L'écologie a-t-elle un genre ?

L’écologie nous concerne toutes et tous. C’est par essence un sujet universel. Nous faisons toutes et tous face à la crise climatique, quelle que soit notre appartenance culturelle, géographique, générationnelle… Mais est-on pour autant tous égaux face à ce sujet ? Est-ce qu’on subit les mêmes impacts, que l’on soit un homme ou une femme ? On a plongé dans les méandres des enjeux du genre dans l’écologie. Suivez nous !
Environnement : les femmes payent les pots cassés

Les études établissant à l’importance du genre dans la transition écologique sont rares. Même le Groupe d’experts intergouvernemental sur l’évolution du climat (plus connu sous l’acronyme GIEC), ne s’est pas vraiment intéressé au sujet jusqu’à présent.

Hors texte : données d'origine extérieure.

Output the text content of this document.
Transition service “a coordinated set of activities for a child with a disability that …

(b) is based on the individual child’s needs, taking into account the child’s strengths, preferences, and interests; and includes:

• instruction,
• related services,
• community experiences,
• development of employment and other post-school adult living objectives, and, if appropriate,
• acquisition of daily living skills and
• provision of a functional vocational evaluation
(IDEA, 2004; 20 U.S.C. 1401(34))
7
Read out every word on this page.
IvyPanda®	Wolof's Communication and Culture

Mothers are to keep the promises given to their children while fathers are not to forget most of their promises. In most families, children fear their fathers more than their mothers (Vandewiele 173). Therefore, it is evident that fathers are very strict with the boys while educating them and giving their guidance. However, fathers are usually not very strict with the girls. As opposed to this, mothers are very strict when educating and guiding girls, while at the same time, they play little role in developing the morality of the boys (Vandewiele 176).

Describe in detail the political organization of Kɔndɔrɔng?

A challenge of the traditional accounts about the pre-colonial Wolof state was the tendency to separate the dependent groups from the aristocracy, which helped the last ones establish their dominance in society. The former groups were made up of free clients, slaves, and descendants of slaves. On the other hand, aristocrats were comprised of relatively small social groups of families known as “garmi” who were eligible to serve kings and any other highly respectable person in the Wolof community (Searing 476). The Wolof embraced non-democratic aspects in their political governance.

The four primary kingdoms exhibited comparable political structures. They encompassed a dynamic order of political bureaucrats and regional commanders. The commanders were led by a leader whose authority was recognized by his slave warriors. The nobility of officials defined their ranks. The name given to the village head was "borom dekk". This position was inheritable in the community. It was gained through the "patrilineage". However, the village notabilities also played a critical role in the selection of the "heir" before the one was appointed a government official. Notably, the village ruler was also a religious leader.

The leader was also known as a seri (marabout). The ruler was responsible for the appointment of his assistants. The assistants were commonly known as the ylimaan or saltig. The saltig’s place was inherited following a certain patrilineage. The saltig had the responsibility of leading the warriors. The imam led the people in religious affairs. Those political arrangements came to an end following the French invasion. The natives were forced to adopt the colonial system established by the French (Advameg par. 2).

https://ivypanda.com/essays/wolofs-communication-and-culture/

C’est sur ce constat que s’ouvre un rapport récent du Conseil économique, social et environnemental (CESE) au titre sans équivoque : Inégalités de genre, crise climatique et transition écologique (mars 2023). Pourtant, si l’on en croit l’épaisseur de ce rapport de près de 230 pages, ce n’est pas faute de choses à dire. L’urgence environnementale impacte en effet de manière très inégalitaire les hommes et les femmes.
Les femmes sont les premières touchées par les conséquences environnementales. De fait, elles sont en effet plus exposées aux produits chimiques que les hommes. Dans leur vie professionnelle déjà (70 % des agents d’entretien sont des femmes), mais aussi dans leur vie personnelle (elles font plus de tâches domestiques et donc, utilisent plus de produits de nettoyage, de pesticides…), et jusque dans leur vie intime (un flou entoure toujours la composition des tampons et serviettes de règles).
Elles sont aussi plus précaires (avec de plus bas salaire), a fortiori lorsqu’elles sont mères célibataires. Une précarité qui impose souvent une alimentation de moindre qualité et un habitat dégradé ou moins bien isolé : là encore, les conséquences environnementales les touchent en priorité.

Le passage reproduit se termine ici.